As she spoke, Dudula members had been stationed outside Kalafong Hospital in Atteridgeville, west of Pretoria, for two weeks, preventing people they believe are not locals from entering the building.
Ramathuba said she didn't have an issue with foreigners and that she wasn't xenophobic, "but everybody must be obliged to pay".
She added:
As a medical doctor, I am aware and I do understand my ethical obligations to patients, but there is an incorrect narrative that public hospitals are free – they are not.
She said the issue with undocumented patients was that, when it came time to pay for their healthcare, they could not be traced and the money would be lost.
The Limpopo health department has R500 million in outstanding in patient bills.
Money
The MEC said Treasury had appointed a debt collector to recover these costs, who would be paid with the money they collected from outstanding medical bills.
"The issue is that 90% of those bills come from undocumented patients – the debt collector cannot recover their own costs [for setting up offices and hiring individuals to track down patients] because these patients technically don't exist."
Ramathuba said only half of the 10% of patients they tracked down, undertook to pay.
As a department, we have written to Treasury to cancel our debt, but Treasury wants proof that these patients can't pay.
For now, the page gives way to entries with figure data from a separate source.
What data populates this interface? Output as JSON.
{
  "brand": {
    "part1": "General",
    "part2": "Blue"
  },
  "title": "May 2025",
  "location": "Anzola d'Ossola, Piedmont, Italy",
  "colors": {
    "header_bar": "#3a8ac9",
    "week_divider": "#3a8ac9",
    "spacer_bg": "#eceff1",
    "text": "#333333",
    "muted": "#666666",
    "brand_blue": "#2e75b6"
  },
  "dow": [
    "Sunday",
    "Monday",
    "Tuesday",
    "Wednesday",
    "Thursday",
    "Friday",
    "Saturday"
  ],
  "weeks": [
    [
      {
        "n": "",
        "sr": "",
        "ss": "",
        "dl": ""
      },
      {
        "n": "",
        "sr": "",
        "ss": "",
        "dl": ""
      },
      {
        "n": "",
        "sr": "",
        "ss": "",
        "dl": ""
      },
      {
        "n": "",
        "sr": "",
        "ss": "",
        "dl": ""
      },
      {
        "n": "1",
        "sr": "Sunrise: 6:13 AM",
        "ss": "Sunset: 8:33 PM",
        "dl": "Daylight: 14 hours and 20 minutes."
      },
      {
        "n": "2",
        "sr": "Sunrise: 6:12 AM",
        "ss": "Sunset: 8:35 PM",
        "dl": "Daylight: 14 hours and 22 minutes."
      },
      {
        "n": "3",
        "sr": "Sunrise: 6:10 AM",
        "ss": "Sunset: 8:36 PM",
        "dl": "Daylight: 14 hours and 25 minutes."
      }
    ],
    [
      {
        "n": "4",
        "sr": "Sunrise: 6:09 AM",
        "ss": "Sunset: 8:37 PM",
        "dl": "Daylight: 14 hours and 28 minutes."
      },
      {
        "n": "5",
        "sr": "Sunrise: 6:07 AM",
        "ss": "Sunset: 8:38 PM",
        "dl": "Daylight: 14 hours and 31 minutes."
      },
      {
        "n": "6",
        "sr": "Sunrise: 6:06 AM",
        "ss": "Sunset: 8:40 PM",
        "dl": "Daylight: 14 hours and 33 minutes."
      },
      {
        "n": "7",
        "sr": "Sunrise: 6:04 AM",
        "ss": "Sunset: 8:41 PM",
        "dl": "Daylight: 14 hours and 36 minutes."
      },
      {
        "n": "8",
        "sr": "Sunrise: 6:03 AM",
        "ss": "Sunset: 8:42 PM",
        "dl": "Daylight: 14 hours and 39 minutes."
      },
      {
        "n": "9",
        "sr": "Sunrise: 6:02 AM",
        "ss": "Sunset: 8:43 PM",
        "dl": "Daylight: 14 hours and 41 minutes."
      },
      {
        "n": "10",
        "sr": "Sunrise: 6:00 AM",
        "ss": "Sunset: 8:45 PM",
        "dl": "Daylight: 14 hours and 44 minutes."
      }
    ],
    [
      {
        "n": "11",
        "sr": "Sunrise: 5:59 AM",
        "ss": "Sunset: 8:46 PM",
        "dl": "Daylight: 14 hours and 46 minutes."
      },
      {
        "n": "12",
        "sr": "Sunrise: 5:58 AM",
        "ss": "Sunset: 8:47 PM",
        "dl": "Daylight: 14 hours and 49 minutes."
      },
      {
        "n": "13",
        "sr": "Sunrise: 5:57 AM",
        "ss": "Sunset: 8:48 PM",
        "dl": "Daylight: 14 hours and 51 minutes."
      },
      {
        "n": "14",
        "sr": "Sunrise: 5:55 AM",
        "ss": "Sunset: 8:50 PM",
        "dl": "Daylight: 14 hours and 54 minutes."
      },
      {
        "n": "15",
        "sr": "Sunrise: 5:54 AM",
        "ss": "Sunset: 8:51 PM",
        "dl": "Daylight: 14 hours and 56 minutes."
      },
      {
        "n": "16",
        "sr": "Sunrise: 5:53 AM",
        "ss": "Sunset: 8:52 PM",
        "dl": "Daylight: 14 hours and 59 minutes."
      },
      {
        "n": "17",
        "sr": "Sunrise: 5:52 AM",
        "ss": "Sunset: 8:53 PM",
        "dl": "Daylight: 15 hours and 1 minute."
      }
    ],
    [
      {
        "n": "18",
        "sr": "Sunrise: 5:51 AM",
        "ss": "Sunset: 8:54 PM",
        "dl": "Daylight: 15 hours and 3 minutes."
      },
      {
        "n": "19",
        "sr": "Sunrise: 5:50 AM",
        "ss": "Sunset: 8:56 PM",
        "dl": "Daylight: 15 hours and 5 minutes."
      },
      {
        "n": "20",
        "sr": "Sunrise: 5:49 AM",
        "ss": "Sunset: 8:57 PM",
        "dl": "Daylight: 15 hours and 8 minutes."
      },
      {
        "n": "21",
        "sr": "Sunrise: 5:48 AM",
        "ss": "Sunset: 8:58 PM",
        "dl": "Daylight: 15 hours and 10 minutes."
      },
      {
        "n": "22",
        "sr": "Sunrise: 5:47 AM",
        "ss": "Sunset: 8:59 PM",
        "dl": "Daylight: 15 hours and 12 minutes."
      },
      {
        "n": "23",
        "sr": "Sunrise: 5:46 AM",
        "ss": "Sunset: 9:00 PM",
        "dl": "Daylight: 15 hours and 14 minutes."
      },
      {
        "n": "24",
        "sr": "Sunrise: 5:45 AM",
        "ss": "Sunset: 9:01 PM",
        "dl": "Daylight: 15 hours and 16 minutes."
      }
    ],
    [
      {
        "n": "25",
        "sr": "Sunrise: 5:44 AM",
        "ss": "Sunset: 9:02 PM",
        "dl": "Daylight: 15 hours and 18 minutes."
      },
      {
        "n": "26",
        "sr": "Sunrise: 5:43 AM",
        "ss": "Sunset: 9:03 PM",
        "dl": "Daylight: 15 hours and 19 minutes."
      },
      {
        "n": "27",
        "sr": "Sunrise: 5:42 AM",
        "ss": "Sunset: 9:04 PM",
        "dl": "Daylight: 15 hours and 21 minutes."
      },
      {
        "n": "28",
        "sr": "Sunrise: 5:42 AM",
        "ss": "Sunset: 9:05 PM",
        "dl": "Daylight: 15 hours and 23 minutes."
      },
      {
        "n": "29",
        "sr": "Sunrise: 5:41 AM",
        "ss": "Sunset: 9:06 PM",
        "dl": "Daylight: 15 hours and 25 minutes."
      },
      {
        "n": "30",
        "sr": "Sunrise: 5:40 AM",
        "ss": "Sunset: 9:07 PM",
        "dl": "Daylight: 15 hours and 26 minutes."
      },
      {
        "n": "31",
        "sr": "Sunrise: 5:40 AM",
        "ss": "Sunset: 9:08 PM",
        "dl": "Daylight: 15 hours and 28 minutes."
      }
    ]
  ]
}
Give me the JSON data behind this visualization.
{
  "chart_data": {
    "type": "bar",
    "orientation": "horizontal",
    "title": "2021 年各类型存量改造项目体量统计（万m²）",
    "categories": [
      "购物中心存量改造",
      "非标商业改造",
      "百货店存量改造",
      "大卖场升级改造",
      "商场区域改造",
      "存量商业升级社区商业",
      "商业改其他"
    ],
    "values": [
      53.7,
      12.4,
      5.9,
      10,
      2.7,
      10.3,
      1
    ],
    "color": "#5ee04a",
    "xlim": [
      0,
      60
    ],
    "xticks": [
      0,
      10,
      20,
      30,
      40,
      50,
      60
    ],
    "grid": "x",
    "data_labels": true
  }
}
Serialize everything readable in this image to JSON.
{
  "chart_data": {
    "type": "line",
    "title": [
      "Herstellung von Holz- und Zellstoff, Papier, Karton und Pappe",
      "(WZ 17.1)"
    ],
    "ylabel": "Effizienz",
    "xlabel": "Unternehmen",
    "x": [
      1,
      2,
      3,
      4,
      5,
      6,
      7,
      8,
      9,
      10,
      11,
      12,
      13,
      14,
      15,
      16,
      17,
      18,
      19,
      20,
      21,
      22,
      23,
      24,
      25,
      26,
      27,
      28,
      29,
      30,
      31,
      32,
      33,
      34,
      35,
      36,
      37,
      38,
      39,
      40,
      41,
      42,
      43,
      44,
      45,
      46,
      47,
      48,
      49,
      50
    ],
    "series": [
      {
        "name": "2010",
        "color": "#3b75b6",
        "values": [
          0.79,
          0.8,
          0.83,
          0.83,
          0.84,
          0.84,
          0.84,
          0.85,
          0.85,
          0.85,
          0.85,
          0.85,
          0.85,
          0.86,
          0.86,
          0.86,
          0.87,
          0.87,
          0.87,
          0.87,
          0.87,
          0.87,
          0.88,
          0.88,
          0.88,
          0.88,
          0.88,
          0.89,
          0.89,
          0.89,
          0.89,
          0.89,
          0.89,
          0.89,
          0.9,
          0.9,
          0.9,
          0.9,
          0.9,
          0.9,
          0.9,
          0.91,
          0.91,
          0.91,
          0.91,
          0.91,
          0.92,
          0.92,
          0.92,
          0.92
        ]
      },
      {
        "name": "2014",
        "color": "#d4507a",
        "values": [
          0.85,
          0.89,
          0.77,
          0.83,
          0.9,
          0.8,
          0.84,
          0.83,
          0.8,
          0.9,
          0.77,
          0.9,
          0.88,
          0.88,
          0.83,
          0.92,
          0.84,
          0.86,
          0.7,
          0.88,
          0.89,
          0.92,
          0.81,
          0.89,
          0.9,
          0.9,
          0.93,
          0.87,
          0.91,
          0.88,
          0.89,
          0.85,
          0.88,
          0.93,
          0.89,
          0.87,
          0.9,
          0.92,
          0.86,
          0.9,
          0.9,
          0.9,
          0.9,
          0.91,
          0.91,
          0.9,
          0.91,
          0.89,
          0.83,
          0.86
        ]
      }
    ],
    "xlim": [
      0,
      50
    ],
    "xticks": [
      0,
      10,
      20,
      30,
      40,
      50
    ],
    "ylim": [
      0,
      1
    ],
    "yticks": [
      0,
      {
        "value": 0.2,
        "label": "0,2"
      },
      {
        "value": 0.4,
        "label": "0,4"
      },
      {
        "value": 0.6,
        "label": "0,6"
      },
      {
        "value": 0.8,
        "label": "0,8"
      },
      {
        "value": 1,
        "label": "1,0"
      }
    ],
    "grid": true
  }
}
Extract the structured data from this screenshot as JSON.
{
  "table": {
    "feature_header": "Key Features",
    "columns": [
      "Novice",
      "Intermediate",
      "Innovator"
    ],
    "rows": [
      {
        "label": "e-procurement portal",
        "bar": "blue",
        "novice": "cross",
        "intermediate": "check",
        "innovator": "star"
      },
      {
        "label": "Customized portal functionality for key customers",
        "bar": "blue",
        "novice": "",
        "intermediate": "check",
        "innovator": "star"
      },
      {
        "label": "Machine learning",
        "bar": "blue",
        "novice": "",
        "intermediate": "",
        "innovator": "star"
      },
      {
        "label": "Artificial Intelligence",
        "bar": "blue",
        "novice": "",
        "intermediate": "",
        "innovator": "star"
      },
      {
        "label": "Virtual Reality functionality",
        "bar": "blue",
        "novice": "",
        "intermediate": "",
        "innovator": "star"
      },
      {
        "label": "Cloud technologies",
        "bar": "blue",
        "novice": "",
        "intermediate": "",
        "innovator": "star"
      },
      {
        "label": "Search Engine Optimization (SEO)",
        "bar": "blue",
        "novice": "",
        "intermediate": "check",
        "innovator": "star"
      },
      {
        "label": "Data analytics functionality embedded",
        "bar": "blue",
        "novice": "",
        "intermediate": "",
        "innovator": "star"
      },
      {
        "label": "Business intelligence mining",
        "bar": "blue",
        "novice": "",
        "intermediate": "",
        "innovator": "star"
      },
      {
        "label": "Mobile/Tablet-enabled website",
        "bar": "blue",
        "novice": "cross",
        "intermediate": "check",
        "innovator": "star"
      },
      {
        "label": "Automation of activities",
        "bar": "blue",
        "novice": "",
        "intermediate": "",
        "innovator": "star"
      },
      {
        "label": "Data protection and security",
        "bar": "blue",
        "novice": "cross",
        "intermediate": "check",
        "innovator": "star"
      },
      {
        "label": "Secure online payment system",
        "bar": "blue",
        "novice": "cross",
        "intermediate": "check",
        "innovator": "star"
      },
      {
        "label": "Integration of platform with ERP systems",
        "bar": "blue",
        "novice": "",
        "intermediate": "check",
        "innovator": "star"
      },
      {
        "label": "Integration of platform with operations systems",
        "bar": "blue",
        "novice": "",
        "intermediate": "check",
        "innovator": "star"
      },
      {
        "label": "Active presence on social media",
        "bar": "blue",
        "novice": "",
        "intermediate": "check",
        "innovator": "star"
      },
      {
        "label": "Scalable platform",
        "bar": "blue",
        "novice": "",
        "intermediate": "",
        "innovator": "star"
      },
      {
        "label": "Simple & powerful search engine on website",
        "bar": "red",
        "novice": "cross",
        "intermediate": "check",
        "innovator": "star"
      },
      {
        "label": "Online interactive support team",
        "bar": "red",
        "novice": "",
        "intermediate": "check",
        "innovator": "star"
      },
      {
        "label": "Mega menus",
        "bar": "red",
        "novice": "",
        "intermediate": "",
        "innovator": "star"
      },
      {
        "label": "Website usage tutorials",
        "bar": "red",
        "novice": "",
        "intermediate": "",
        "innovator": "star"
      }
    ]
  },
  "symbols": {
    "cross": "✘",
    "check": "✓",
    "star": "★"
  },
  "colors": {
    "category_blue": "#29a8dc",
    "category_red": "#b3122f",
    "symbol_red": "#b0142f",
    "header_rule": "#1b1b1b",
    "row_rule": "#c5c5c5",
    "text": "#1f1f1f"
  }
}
Do you see my predicament?"
She said patients who genuinely could not afford to pay needed to provide proof by means of a police affidavit or proof that they were accessing grants.
She said that, if the debt was not written off, then her office would not receive a clean audit.
The MEC said the comments that she was xenophobic at least gave her hope that citizens wanted to resolve the issue without resorting to xenophobia.
"People who were concerned over the first video said they would take me to the medical council, and I really wish they would follow that procedure because then we could deal with the context of what I was saying – which is that the system is crumbling," she said.
She added:
People are lying on the floor delivering babies because there is not enough resources.
"This is why people go to Bara (Chris Hani Baragwanath Hospital in Soweto, Gauteng) for example, to die – because the private hospitals just won't take you if you have no money."
She said it was not the fault of the patients, and that the government had put them in positions where there was overcrowding or not enough staff at hospitals.
She noted the recent statement by the Zimbabwe government, saying it was concerned over her comments to Zimbabwe patients:
The [Zimbabwe] government say their people need to go back to their country and help build it up, so they won't have to go to SA. We should do the same – we should help to fix this country.
"Anger against foreigners is unjustified."
She said the blame lay with officials who allowed undocumented people into the country.
"I was given the responsibility to look after the lives in Limpopo and I will give my all to the people in Limpopo. If each of us ran our constituency properly [there wouldn't be this problem]."